De 25 a 29 de outubro, os Estados-Membro das Nações Unidas prosseguiram com as negociações para a elaboração de um instrumento internacional legalmente vinculativo (LBI, na sigla em inglês) para regular, na legislação internacional dos direitos humanos, as atividades das corporações transnacionais (CTNs), incluindo todas as empresas ao longo de suas cadeias globais de produção. Esta é a sétima sessão do Grupo de Trabalho Intergovernamental de Composição Aberta, organizado pelo Conselho de Direitos Humanos em Genebra, que está revisando o terceiro rascunho do tratado vinculante, publicado em 17 de Agosto de 2021, e que faz parte do processo de negociações iniciado em 2014 com a adoção da Resolução 26/9 por parte do Conselho de Direitos Humanos.

A Alta Comissária da ONU para os Direitos Humanos, Michelle Bachelet, abriu a sessão defendendo que o mundo está testemunhando um “crescente consenso sobre a necessidade de normas vinculativas sobre empresas e direitos humanos”.

As negociações em torno do Tratado Vinculante da ONU – como é comumente conhecido – deram um salto qualitativo com a nova metodologia adotada para esta sessão, que trouxe transparência e incentivou os Estados a posicionarem-se sobre a linguagem específica do rascunho do tratado. Um total de 69 Estados participaram da sessão, ao longo de toda a semana. Mais importante ainda, alguns conteúdos principais e indispensáveis ​​foram reintroduzidos e defendidos por alguns Estados, de acordo com o mandato da Resolução 26/9, com vista a preencher as lacunas do direito internacional dos direitos humanos que permitem a impunidade das empresas transnacionais. Entre outros, notamos a positiva e construtiva participação da África do Sul, Egito, Palestina, Camarões, Namíbia, Panamá e Cuba.

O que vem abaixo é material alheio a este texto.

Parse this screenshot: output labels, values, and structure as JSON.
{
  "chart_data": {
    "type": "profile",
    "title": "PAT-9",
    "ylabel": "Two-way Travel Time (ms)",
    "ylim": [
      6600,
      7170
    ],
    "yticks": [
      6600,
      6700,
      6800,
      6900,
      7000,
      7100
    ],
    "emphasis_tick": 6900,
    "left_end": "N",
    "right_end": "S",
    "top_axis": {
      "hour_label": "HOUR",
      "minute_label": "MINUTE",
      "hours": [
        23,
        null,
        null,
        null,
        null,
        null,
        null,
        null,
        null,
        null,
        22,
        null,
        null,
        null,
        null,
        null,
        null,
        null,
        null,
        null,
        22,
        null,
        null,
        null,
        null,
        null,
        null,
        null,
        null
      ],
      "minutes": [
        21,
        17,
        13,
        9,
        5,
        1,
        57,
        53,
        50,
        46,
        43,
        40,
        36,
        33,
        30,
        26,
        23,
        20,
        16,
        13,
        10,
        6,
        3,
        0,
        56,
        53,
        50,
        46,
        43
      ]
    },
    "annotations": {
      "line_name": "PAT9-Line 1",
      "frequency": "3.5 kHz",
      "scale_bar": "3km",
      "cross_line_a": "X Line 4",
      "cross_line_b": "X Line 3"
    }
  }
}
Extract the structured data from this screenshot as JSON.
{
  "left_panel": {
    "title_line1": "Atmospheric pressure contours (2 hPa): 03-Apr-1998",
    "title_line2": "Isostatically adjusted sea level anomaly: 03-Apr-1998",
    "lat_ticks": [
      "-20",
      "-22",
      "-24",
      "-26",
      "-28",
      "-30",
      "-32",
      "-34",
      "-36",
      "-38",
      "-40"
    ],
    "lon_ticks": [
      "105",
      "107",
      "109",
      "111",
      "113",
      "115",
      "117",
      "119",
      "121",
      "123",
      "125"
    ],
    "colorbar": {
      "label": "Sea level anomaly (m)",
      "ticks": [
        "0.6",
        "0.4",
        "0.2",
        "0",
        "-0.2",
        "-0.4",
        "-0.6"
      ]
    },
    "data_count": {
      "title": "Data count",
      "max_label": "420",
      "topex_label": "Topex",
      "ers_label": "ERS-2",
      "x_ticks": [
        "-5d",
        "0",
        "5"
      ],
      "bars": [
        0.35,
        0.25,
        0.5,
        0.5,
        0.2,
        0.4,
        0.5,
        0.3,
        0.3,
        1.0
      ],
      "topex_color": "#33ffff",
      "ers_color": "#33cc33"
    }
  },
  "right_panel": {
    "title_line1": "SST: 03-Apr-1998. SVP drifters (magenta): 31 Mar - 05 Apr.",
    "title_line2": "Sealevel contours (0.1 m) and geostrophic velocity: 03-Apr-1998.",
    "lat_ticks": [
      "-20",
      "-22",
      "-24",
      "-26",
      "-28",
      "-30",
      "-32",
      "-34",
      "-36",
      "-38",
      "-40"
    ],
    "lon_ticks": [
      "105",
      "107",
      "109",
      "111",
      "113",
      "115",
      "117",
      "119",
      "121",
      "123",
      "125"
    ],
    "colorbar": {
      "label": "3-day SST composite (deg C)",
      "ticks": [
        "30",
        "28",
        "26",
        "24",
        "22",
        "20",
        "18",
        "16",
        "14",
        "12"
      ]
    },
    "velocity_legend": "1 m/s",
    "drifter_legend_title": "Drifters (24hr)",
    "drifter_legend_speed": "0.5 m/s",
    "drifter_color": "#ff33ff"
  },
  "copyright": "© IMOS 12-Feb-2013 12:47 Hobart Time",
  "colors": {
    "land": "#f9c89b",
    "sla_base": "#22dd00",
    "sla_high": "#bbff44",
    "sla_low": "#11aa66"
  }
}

“Muitos Estados estão negociando obrigações legais diretas e claras para as empresas transnacionais e outras empresas com atividades transnacionais, superando as limitações normativas a nível nacional, que contribuem para a impunidade. Queremos destacar a importância das propostas que têm defendido a primazia dos direitos humanos sobre os direitos das empresas em toda a cadeia produtiva global”, afirma Julia Garcia, do Movimento Atingidos por Barragens (MAB) e coordenadora da Campanha Global.

Como todos os anos, foi fundamental o papel da sociedade civil, defendendo a continuidade deste processo e fornecendo análises detalhadas, argumentos fortes e propostas de conteúdo muito concretas. A Campanha Global para Reivindicar a Soberania dos Povos, Desmantelar o Poder Corporativo e Acabar com a Impunidade (Campanha Global), representando 260 milhões de pessoas globalmente afetadas por corporações transnacionais, participou diretamente nas negociações, retomando parcialmente a presença física que no ano passado não foi possível devido à pandemia do COVID-19.

A Campanha Global defende um tratado ambicioso e eficaz com regras vinculativas de direitos humanos para empresas transnacionais e as demais empresas nas suas cadeias globais de produção, que são em grande parte responsáveis pela crise climática e da biodiversidade, pela exploração do trabalhador, e pelos atuais níveis de desigualdade sem precedentes. A conduta reprovável destas empresas põe em risco o futuro da humanidade e do planeta.

No entanto, existem algumas preocupações sobre o risco de perda de transparência do processo. Erika Mendes, da Justiça Ambiental e Amigos da Terra Moçambique afirma que este é o caso, particularmente, “na próxima etapa do processo de negociações, que irá avançar no formato do denominado ‘Grupo de Amigos do Presidente’ durante o período entre sessões. É importante que a nova metodologia de negociação entre Estados garanta a participação da sociedade civil, e que a voz das comunidades afetadas seja ouvida e considerada. Ao mesmo tempo, apelamos ao Presidente do OEIGWG e aos Estados para que protejam o processo da influência nefasta de poderosas corporações que, em vez de defender os direitos humanos, fazem lobby pela proteção dos seus próprios interesses econômicos”.

A Campanha Global continuará com o seu compromisso de garantir que o processo se mantém fiel ao espírito e à ambição da Resolução 26/9. Para tal, estamos nos mobilizando a nível nacional para garantir que os nossos governos participem ativamente nas negociações, representando as necessidades e aspirações dos povos de cada país.